The first and last victims of Bengal’s backwardness and de-industrialization are the people of the state and they ought to be the BJP’s constituency. People are tired of Mamata Bannerjee’s antics and inability to deliver on the economic front and they see no hope from the CPI-M as well. 
This writer would not trust one rupee of his money to Sitaram Yechury’s economic and financial skills or to those of his nominees in West Bengal. This is the greatest predicament and tragedy of Bengal. 
There can be no hope from the Congress party too seeing how Manmohan Singh was stymied from carrying out critical economic reforms at the Centre. The ruin of the national economy is UPA’s doing over 10 years of unmitigated loot and venality. 

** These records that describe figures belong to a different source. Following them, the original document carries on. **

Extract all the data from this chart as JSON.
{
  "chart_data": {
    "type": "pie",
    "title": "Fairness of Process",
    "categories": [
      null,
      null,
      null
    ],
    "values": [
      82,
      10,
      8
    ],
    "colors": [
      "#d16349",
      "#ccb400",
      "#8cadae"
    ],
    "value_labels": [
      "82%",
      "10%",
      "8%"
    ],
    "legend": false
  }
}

Witnessing Prime Minister Narendra Modi’s herculean efforts to revive the economy at the Centre, the people of Bengal would place hope on the BJP to do the same in West Bengal, provided the party visualizes politics beyond emotionalism and short-term gains. 

Winning elections on non-emotional subjects and something as esoteric as economic revival is not easy. But that is no reason to give up. Modi didn’t give up on that theme in the 2014 general election despite abundant attempts by the Opposition to distract him. 
The Bengal BJP should learn from Modi’s success in 2014. Voters want change and a reprieve from looting and growing backwardness. Bengal has a key role to play in the country’s growth and development. On Bengal’s growth depends the future growth of Eastern India. The BJP should be sensitive and responsive to this fact. 
The party should embark on the arduous task of convincing Bengal’s voters to its agenda of growth and development. It will take time. It may or not bring short term results. It may have moderate impact on the polls. But this is the path for the BJP to take. 
Elections are not won in a day. BJP’s West Bengal leaders should not forget this. The party’s growth at the Centre and in the states took decades of hard work and dedication. That dedication must now be seen in Bengal, but far removed from emotional issues. 
The BJP should have its sights set solely and entirely on the electorate. It must speak the solitary language of growth and development. It will be baited by the Opposition. Votebank politics will be atrociously played. The papers will be partisan. 

Big monies will have gone to proprietors to take sides. (In Uttar Pradesh running up to the elections, news channels are already fixing deals for ‘positive coverage’.) The BJP, however, should stick to its core agenda of growth and development. 
Bengal comes first. Who wins the election is secondary. The BJP should put its best foot forward in the state. 
P.S.: The Prime Minister should do minimum campaigning in assembly elections. It befits his office to keep away from the rough and tumble of state polls. He should trust to the BJP chief and second line leaders to carry the show.